I catch your drift but Ansel Adams wouldn't have underexposed it  Should have used a red filter as well Ansel Adams would have :er:


----------



## UUilliam (Oct 18, 2010)

LOL  
I just meant the black and white really 

also, Dom bower has a new website now it is Dom Bower Photo Blog
he also has a new youtube channel (for his tips n reviews, his old one is just for messing around now.)


----------



## edouble (Oct 18, 2010)

UUilliam said:


> LOL
> I just meant the black and white really
> 
> also, Dom bower has a new website now it is Dom Bower Photo Blog
> he also has a new youtube channel (for his tips n reviews, his old one is just for messing around now.)

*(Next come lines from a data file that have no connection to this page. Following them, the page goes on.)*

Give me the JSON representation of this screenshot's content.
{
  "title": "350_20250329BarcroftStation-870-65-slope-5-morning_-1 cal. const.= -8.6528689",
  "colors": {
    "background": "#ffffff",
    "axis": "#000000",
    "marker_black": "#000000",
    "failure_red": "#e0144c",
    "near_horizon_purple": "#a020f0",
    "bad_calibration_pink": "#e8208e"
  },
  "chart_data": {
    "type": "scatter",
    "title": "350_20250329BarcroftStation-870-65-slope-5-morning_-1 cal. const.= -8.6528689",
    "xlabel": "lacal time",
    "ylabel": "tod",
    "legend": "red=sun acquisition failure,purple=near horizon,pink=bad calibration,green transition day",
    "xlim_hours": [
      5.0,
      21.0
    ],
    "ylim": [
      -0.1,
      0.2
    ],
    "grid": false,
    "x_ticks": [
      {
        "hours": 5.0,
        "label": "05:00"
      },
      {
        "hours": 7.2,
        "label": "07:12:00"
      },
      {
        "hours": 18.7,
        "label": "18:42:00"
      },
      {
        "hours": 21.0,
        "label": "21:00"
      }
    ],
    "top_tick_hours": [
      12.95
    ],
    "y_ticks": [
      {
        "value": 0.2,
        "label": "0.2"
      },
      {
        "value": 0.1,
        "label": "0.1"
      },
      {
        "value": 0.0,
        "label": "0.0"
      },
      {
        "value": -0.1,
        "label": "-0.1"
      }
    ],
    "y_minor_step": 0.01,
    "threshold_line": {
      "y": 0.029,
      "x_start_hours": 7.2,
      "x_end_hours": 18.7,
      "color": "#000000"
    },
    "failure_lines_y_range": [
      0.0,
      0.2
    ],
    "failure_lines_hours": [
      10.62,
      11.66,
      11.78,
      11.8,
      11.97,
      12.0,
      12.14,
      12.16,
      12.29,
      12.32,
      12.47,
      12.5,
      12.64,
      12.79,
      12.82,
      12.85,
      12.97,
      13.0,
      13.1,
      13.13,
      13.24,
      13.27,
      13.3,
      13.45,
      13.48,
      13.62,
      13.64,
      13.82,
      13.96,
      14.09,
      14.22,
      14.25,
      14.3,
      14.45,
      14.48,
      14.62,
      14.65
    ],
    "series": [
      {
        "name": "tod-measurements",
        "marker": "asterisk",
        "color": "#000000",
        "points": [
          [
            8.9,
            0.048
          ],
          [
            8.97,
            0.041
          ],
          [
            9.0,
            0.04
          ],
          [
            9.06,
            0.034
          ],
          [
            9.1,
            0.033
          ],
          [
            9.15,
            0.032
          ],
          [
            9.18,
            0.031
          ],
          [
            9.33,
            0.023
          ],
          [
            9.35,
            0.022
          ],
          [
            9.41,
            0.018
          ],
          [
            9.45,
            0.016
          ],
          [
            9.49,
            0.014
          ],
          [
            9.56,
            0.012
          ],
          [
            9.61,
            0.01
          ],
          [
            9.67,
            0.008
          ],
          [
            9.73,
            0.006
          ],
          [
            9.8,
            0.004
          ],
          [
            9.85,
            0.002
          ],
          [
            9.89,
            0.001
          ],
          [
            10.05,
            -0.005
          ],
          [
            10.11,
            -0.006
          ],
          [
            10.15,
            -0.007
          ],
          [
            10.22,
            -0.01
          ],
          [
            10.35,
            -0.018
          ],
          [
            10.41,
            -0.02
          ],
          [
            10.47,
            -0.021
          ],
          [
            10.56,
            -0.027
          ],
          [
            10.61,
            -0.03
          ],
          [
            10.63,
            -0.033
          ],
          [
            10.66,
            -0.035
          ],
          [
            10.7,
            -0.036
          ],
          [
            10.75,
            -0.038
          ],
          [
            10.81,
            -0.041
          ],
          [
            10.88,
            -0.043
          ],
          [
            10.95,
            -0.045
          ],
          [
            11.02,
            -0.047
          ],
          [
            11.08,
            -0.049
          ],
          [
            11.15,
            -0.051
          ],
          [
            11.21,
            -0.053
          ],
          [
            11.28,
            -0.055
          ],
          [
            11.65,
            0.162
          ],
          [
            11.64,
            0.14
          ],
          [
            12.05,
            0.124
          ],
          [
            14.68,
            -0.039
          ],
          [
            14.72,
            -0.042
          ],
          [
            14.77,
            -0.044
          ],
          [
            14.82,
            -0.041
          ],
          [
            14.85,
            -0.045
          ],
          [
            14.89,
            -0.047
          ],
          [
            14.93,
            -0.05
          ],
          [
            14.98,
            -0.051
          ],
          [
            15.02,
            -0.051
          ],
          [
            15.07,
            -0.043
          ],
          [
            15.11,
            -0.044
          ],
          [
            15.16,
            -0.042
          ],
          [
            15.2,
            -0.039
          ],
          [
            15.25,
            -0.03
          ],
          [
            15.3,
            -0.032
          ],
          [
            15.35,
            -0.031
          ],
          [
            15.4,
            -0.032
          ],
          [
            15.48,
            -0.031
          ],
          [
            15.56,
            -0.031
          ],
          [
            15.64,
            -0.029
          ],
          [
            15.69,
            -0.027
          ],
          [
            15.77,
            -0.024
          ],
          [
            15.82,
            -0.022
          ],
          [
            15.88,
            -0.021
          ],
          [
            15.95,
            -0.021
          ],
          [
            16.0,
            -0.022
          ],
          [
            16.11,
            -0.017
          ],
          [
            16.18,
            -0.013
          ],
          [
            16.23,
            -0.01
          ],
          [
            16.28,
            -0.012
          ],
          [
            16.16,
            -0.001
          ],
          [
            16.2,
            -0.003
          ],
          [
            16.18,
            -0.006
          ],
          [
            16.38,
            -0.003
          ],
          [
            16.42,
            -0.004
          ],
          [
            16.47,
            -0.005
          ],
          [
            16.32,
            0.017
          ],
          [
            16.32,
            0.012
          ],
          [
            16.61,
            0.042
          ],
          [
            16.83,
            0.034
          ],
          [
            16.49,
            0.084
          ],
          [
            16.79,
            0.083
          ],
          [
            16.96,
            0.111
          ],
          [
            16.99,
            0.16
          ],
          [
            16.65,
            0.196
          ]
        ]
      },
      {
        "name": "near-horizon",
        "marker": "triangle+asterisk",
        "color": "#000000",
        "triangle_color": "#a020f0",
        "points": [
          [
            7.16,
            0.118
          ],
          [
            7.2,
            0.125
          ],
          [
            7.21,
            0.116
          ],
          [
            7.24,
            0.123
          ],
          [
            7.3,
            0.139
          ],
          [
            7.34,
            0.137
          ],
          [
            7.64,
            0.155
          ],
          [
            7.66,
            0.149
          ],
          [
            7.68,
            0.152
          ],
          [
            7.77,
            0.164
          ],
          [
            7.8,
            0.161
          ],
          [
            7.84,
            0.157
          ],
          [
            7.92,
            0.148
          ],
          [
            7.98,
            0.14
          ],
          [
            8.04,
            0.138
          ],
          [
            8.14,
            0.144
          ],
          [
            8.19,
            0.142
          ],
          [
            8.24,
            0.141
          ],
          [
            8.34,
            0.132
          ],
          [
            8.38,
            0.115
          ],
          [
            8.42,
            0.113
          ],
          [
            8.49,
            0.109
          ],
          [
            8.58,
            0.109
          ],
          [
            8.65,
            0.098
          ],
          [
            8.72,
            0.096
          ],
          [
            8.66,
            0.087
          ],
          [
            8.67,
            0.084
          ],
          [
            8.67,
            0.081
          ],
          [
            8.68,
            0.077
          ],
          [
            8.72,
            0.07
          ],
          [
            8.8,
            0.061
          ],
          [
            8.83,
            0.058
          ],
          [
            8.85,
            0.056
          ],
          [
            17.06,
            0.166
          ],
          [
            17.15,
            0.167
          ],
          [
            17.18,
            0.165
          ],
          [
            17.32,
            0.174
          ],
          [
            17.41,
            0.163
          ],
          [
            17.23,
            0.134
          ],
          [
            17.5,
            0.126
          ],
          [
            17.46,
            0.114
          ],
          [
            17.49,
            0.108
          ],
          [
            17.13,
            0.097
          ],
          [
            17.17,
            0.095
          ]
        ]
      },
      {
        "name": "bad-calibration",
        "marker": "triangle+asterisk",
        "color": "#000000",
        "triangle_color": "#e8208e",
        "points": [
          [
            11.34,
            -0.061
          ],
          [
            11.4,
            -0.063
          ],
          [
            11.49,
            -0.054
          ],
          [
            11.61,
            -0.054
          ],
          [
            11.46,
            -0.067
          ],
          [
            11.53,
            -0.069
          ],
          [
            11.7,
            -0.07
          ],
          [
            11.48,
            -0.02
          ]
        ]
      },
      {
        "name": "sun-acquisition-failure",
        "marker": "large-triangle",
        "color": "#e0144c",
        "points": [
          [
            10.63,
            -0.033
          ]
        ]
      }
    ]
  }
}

Awesome I can't wait to check it out!


----------



## DirtyDFeckers (Oct 18, 2010)

I like this shot... it's inspiring... Maybe up the exposure just a bit, and you'll be good to go.


----------



## AnselAdams (Oct 29, 2010)




----------



## Phil Holland (Oct 29, 2010)

Nice photo. Thanks for sharing.


----------



## photoguy222 (Oct 29, 2010)

Love some of these--this one is inspired by Ansel Adams that I took...





shutterflytravel.com (this is a travel photo group where it was taken)


----------



## TiCoyote (Oct 29, 2010)

I don't really like the ghosting in the second image.  Also, perhaps still underexposed.


----------